During the CES 2014, AMD has officially released the next generation APU, the A10-7000 Series APU codenamed “Kaveri”. We have already know quite a lot about the Kaveri and cannot wait to get our hand at one so we can test it out.
The Streamroller CPU core is an improved version of the Piledriver CPU core found in the Richland. Architecturally, there is not much difference between the two cores except that the Streamroller has a better performance and lower power consumption. The GPU, on the other hand, has a much bigger improvement as it features AMD Graphic Core Next (GCN) architecture that is the same as those found in the current generation of the AMD R7 series Radeon GPU. The GPU shares many of the same technology as the desktop GPU, including TrueAudio, DirectX 11.2, Mantle, PCI Express 3.0 support, and others.

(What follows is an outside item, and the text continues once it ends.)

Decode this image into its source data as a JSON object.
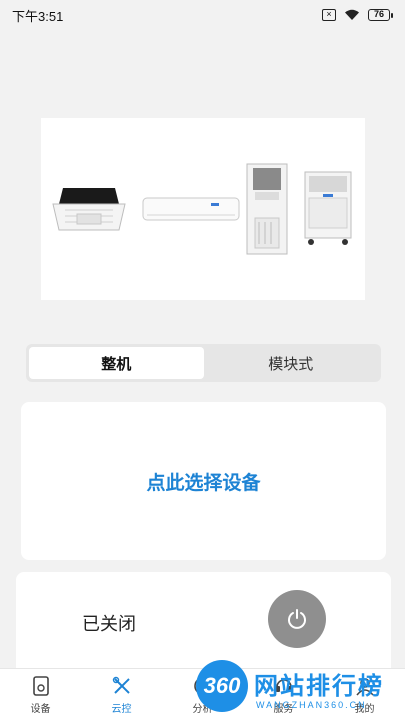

Two key innovations with the latest generation of APU are the hUMA and hQ. If you have been following AMD news last year, you should be familiar with these two new technologies. To recap, hUMA (heterogenous uniformed memory access) allows the system memory to be shared among the CPU and the GPU cores. The hQ (heterogenous queuing) defines how the processors interact with each other where the CPU and GPU have equal flexibility to create and dispatch work. In essentially these two new technologies allow all of the processors (CPU, GPU, and others) inside the APU to be treated equally where a workload can be done on whatever is best suited for.
Two models will be launched initially that are available on January 14, 2014: the A10-7700K and the A10-7850K. AMD has not yet released detailed information on these two APUs. We should expect thte A10-7850K to be unlocked for the overclockers as usual. The A10-7850K is reported to have a base frequency of 3.7 GHz, a little lower than the outgoing A10-6800K’s 4.1GHz and will support DDR3-2133. It will be a two module with four cores design that will also have 512 GPU cores clocked at 720 MHz.
We should expect the APU to have higher performance per watt ration given to the fact it has lower clcokspeed and at the same time the maximum TDP has been reduced from 100W to 95W. AMD’s own testing shows that the APU is able to deliver a 20% improvement in instructions per clock over the previous generation. It also can deliver 24%~87% performance over teh Intel Core i5-4670K based on AMD’s own testing.
Expect these chips to show up in system builders soon and AMD has already gotten a list of builders that have PCs pre-configured with these APUs. The APUs are compatible with the FM2+ socket motherboard that are already available at various retailers online. AMD has not released any pricing information for the retail box but we expect that information to be released soon for those who are looking to build their own. In the coming months, AMD will have more models based on the same architecture target at other segments of the market such as mobile, servers, and tablets.